Differences in factors associated with first treatment entry and treatment re-entry among cocaine users
Cleusa P. Ferri, Michael Gossop, Sophia Rabe-Hesketh & Ronaldo R. Laranjeira
Many people with substance misuse problems do not seek treatment. The estimated ratio of untreated to treated individuals among problem drinkers, for example, has been estimated at between 3:1 to 13:1 (Cunningham et al., 1993). There are many reasons for not seeking treatment. These include not having a problem, not recognising a problem, fear of identification with an illegal and stigmatised behaviour, lack of access to services, unacceptability of existing services, as well as other reasons. Findings with regard to the severity of problems among treatment and non-treatment samples have been inconsistent. Several studies have found that severity of dependence was greater among cocaine users in treatment (Chitwood & Morningstar, 1985; Robson & Bruce, 1997). However, Carrol & Rounsaville (1992), after matching a treatment and a community sample in relation to a demographic profile, found higher levels of multiple drug use among users in the community.
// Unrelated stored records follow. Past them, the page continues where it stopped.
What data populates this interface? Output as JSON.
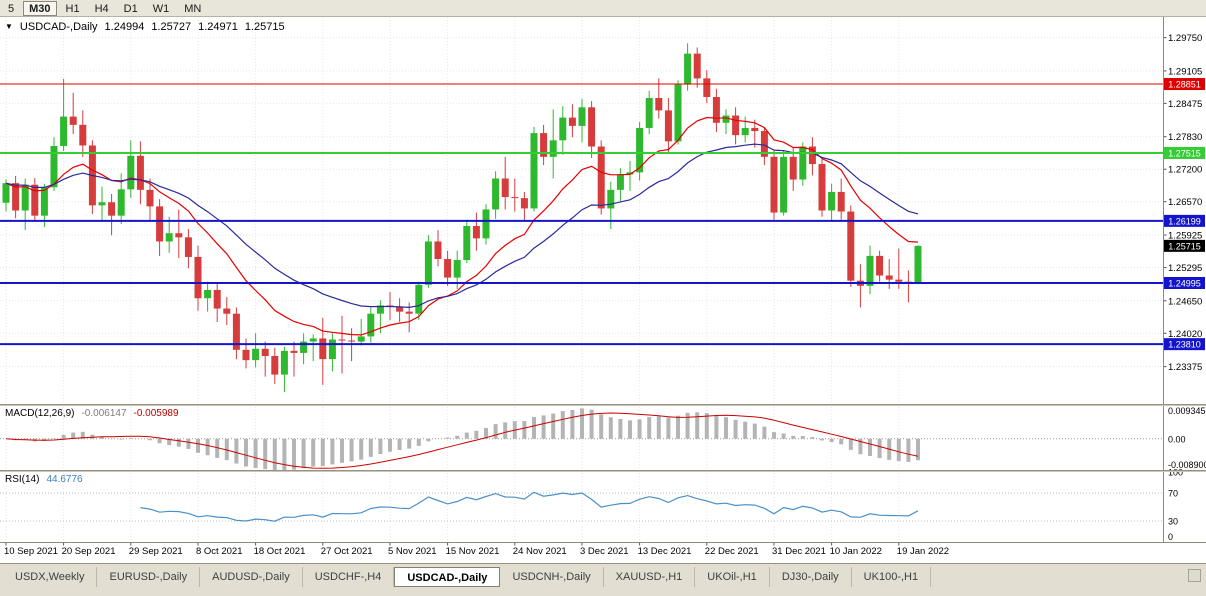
{
  "toolbar": {
    "timeframes": [
      {
        "label": "5",
        "active": false
      },
      {
        "label": "M30",
        "active": true
      },
      {
        "label": "H1",
        "active": false
      },
      {
        "label": "H4",
        "active": false
      },
      {
        "label": "D1",
        "active": false
      },
      {
        "label": "W1",
        "active": false
      },
      {
        "label": "MN",
        "active": false
      }
    ]
  },
  "chart": {
    "title_symbol": "USDCAD-,Daily",
    "ohlc": {
      "open": "1.24994",
      "high": "1.25727",
      "low": "1.24971",
      "close": "1.25715"
    }
  },
  "macd_panel": {
    "label": "MACD(12,26,9)",
    "value_main": "-0.006147",
    "value_signal": "-0.005989",
    "axis": {
      "top": "0.009345",
      "zero": "0.00",
      "bottom": "-0.008900"
    }
  },
  "rsi_panel": {
    "label": "RSI(14)",
    "value": "44.6776",
    "axis": [
      "100",
      "70",
      "30",
      "0"
    ]
  },
  "tabs": [
    {
      "label": "USDX,Weekly",
      "active": false
    },
    {
      "label": "EURUSD-,Daily",
      "active": false
    },
    {
      "label": "AUDUSD-,Daily",
      "active": false
    },
    {
      "label": "USDCHF-,H4",
      "active": false
    },
    {
      "label": "USDCAD-,Daily",
      "active": true
    },
    {
      "label": "USDCNH-,Daily",
      "active": false
    },
    {
      "label": "XAUUSD-,H1",
      "active": false
    },
    {
      "label": "UKOil-,H1",
      "active": false
    },
    {
      "label": "DJ30-,Daily",
      "active": false
    },
    {
      "label": "UK100-,H1",
      "active": false
    }
  ],
  "colors": {
    "candle_up": "#2eb82e",
    "candle_down": "#d63c3c",
    "ma_fast": "#e60000",
    "ma_slow": "#2a2a9a",
    "current_badge": "#000000",
    "macd_hist": "#b4b4b4",
    "macd_signal": "#cc0000",
    "rsi_line": "#4a90c8",
    "grid": "#e7e7e7"
  },
  "chart_data": {
    "type": "candlestick",
    "symbol": "USDCAD",
    "timeframe": "Daily",
    "price_axis": {
      "min": 1.2265,
      "max": 1.3015,
      "ticks": [
        1.2975,
        1.29105,
        1.28475,
        1.2783,
        1.272,
        1.2657,
        1.25925,
        1.25295,
        1.2465,
        1.2402,
        1.23375
      ]
    },
    "x_labels": [
      {
        "bar": 0,
        "text": "10 Sep 2021"
      },
      {
        "bar": 6,
        "text": "20 Sep 2021"
      },
      {
        "bar": 13,
        "text": "29 Sep 2021"
      },
      {
        "bar": 20,
        "text": "8 Oct 2021"
      },
      {
        "bar": 26,
        "text": "18 Oct 2021"
      },
      {
        "bar": 33,
        "text": "27 Oct 2021"
      },
      {
        "bar": 40,
        "text": "5 Nov 2021"
      },
      {
        "bar": 46,
        "text": "15 Nov 2021"
      },
      {
        "bar": 53,
        "text": "24 Nov 2021"
      },
      {
        "bar": 60,
        "text": "3 Dec 2021"
      },
      {
        "bar": 66,
        "text": "13 Dec 2021"
      },
      {
        "bar": 73,
        "text": "22 Dec 2021"
      },
      {
        "bar": 80,
        "text": "31 Dec 2021"
      },
      {
        "bar": 86,
        "text": "10 Jan 2022"
      },
      {
        "bar": 93,
        "text": "19 Jan 2022"
      }
    ],
    "candles": [
      [
        1.2655,
        1.27,
        1.2638,
        1.2693
      ],
      [
        1.2693,
        1.2707,
        1.2625,
        1.264
      ],
      [
        1.264,
        1.2702,
        1.2602,
        1.269
      ],
      [
        1.269,
        1.2703,
        1.2618,
        1.263
      ],
      [
        1.263,
        1.2692,
        1.2608,
        1.2685
      ],
      [
        1.2685,
        1.2782,
        1.2678,
        1.2765
      ],
      [
        1.2765,
        1.2895,
        1.2755,
        1.2822
      ],
      [
        1.2822,
        1.2868,
        1.2788,
        1.2806
      ],
      [
        1.2806,
        1.2834,
        1.2744,
        1.2766
      ],
      [
        1.2766,
        1.2776,
        1.2633,
        1.265
      ],
      [
        1.265,
        1.2686,
        1.2618,
        1.2656
      ],
      [
        1.2656,
        1.2672,
        1.2592,
        1.263
      ],
      [
        1.263,
        1.2712,
        1.2614,
        1.2681
      ],
      [
        1.2681,
        1.2776,
        1.2664,
        1.2746
      ],
      [
        1.2746,
        1.2774,
        1.2652,
        1.268
      ],
      [
        1.268,
        1.2702,
        1.2618,
        1.2648
      ],
      [
        1.2648,
        1.2662,
        1.2552,
        1.258
      ],
      [
        1.258,
        1.2628,
        1.2558,
        1.2596
      ],
      [
        1.2596,
        1.2642,
        1.2548,
        1.2588
      ],
      [
        1.2588,
        1.2604,
        1.2528,
        1.255
      ],
      [
        1.255,
        1.2572,
        1.2446,
        1.247
      ],
      [
        1.247,
        1.2502,
        1.2444,
        1.2486
      ],
      [
        1.2486,
        1.25,
        1.2424,
        1.245
      ],
      [
        1.245,
        1.2472,
        1.2418,
        1.244
      ],
      [
        1.244,
        1.2452,
        1.2352,
        1.237
      ],
      [
        1.237,
        1.2392,
        1.2334,
        1.235
      ],
      [
        1.235,
        1.2402,
        1.2336,
        1.2372
      ],
      [
        1.2372,
        1.2386,
        1.2318,
        1.2358
      ],
      [
        1.2358,
        1.2374,
        1.2304,
        1.2322
      ],
      [
        1.2322,
        1.2376,
        1.2288,
        1.2368
      ],
      [
        1.2368,
        1.2386,
        1.2318,
        1.2364
      ],
      [
        1.2364,
        1.2402,
        1.2342,
        1.2386
      ],
      [
        1.2386,
        1.24,
        1.2348,
        1.2392
      ],
      [
        1.2392,
        1.2432,
        1.2302,
        1.2352
      ],
      [
        1.2352,
        1.2402,
        1.2328,
        1.239
      ],
      [
        1.239,
        1.2436,
        1.2324,
        1.2388
      ],
      [
        1.2388,
        1.2412,
        1.2348,
        1.2386
      ],
      [
        1.2386,
        1.243,
        1.2378,
        1.2396
      ],
      [
        1.2396,
        1.2452,
        1.2384,
        1.244
      ],
      [
        1.244,
        1.2466,
        1.2402,
        1.2456
      ],
      [
        1.2456,
        1.2482,
        1.2428,
        1.2454
      ],
      [
        1.2454,
        1.247,
        1.2424,
        1.2444
      ],
      [
        1.2444,
        1.2462,
        1.2404,
        1.244
      ],
      [
        1.244,
        1.2502,
        1.2428,
        1.2496
      ],
      [
        1.2496,
        1.2592,
        1.249,
        1.258
      ],
      [
        1.258,
        1.2602,
        1.2532,
        1.2546
      ],
      [
        1.2546,
        1.2562,
        1.2494,
        1.251
      ],
      [
        1.251,
        1.2562,
        1.2488,
        1.2544
      ],
      [
        1.2544,
        1.2622,
        1.2538,
        1.261
      ],
      [
        1.261,
        1.2636,
        1.2562,
        1.2586
      ],
      [
        1.2586,
        1.2652,
        1.2574,
        1.2642
      ],
      [
        1.2642,
        1.2716,
        1.2624,
        1.2702
      ],
      [
        1.2702,
        1.2744,
        1.2642,
        1.2666
      ],
      [
        1.2666,
        1.2702,
        1.2638,
        1.2664
      ],
      [
        1.2664,
        1.2676,
        1.2618,
        1.2644
      ],
      [
        1.2644,
        1.2802,
        1.2638,
        1.279
      ],
      [
        1.279,
        1.2806,
        1.2728,
        1.2744
      ],
      [
        1.2744,
        1.2836,
        1.2702,
        1.2776
      ],
      [
        1.2776,
        1.2842,
        1.2748,
        1.282
      ],
      [
        1.282,
        1.2846,
        1.2782,
        1.2804
      ],
      [
        1.2804,
        1.2856,
        1.2772,
        1.284
      ],
      [
        1.284,
        1.2852,
        1.2742,
        1.2764
      ],
      [
        1.2764,
        1.2776,
        1.2632,
        1.2644
      ],
      [
        1.2644,
        1.2696,
        1.2604,
        1.268
      ],
      [
        1.268,
        1.2722,
        1.2658,
        1.271
      ],
      [
        1.271,
        1.2736,
        1.2678,
        1.2714
      ],
      [
        1.2714,
        1.2812,
        1.2698,
        1.28
      ],
      [
        1.28,
        1.2872,
        1.2788,
        1.2858
      ],
      [
        1.2858,
        1.2896,
        1.2818,
        1.2834
      ],
      [
        1.2834,
        1.2858,
        1.2752,
        1.2774
      ],
      [
        1.2774,
        1.2892,
        1.2768,
        1.2884
      ],
      [
        1.2884,
        1.2964,
        1.2872,
        1.2944
      ],
      [
        1.2944,
        1.2956,
        1.2878,
        1.2896
      ],
      [
        1.2896,
        1.2912,
        1.2848,
        1.286
      ],
      [
        1.286,
        1.2876,
        1.2792,
        1.281
      ],
      [
        1.281,
        1.2836,
        1.2788,
        1.2824
      ],
      [
        1.2824,
        1.284,
        1.2768,
        1.2786
      ],
      [
        1.2786,
        1.2822,
        1.2772,
        1.28
      ],
      [
        1.28,
        1.2816,
        1.2762,
        1.2794
      ],
      [
        1.2794,
        1.28,
        1.2728,
        1.2744
      ],
      [
        1.2744,
        1.2756,
        1.2622,
        1.2636
      ],
      [
        1.2636,
        1.2756,
        1.263,
        1.2744
      ],
      [
        1.2744,
        1.2762,
        1.2678,
        1.27
      ],
      [
        1.27,
        1.2772,
        1.2688,
        1.2764
      ],
      [
        1.2764,
        1.2782,
        1.2708,
        1.273
      ],
      [
        1.273,
        1.2742,
        1.2628,
        1.264
      ],
      [
        1.264,
        1.2692,
        1.2618,
        1.2676
      ],
      [
        1.2676,
        1.2702,
        1.2622,
        1.2638
      ],
      [
        1.2638,
        1.265,
        1.2492,
        1.2504
      ],
      [
        1.2504,
        1.2536,
        1.2452,
        1.2494
      ],
      [
        1.2494,
        1.2572,
        1.2478,
        1.2552
      ],
      [
        1.2552,
        1.2562,
        1.2502,
        1.2514
      ],
      [
        1.2514,
        1.2546,
        1.2488,
        1.2506
      ],
      [
        1.2506,
        1.2566,
        1.2488,
        1.2502
      ],
      [
        1.2502,
        1.2524,
        1.2462,
        1.2498
      ],
      [
        1.24994,
        1.25727,
        1.24971,
        1.25715
      ]
    ],
    "overlays": [
      {
        "type": "ema",
        "period": 13,
        "color": "#e60000"
      },
      {
        "type": "ema",
        "period": 26,
        "color": "#2a2a9a"
      }
    ],
    "hlines": [
      {
        "price": 1.28851,
        "label": "1.28851",
        "color": "#e00000",
        "width": 1
      },
      {
        "price": 1.27515,
        "label": "1.27515",
        "color": "#35cc35",
        "width": 2
      },
      {
        "price": 1.26199,
        "label": "1.26199",
        "color": "#1414cc",
        "width": 2
      },
      {
        "price": 1.24995,
        "label": "1.24995",
        "color": "#1414cc",
        "width": 2
      },
      {
        "price": 1.2381,
        "label": "1.23810",
        "color": "#1414cc",
        "width": 2
      }
    ],
    "current_price": {
      "value": 1.25715,
      "label": "1.25715"
    },
    "macd": {
      "fast": 12,
      "slow": 26,
      "signal": 9,
      "range": {
        "max": 0.009345,
        "min": -0.0089
      }
    },
    "rsi": {
      "period": 14,
      "levels": [
        70,
        30
      ]
    }
  }
}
With regard to environmental circumstances and social-cultural context, Chitwood & Morningstar (1985) found that after matching patients in treatment and patients in the community in relation to dependence severity, the patients in treatment were more likely to suffer negative consequences from cocaine use and to have less social support. Other studies comparing drug users in treatment to those in the community have found that the level of drug use per se did not reliably differentiate help seekers from non-help seekers (Power, Hartnoll & Chalmers, 1992; Varney et al., 1995).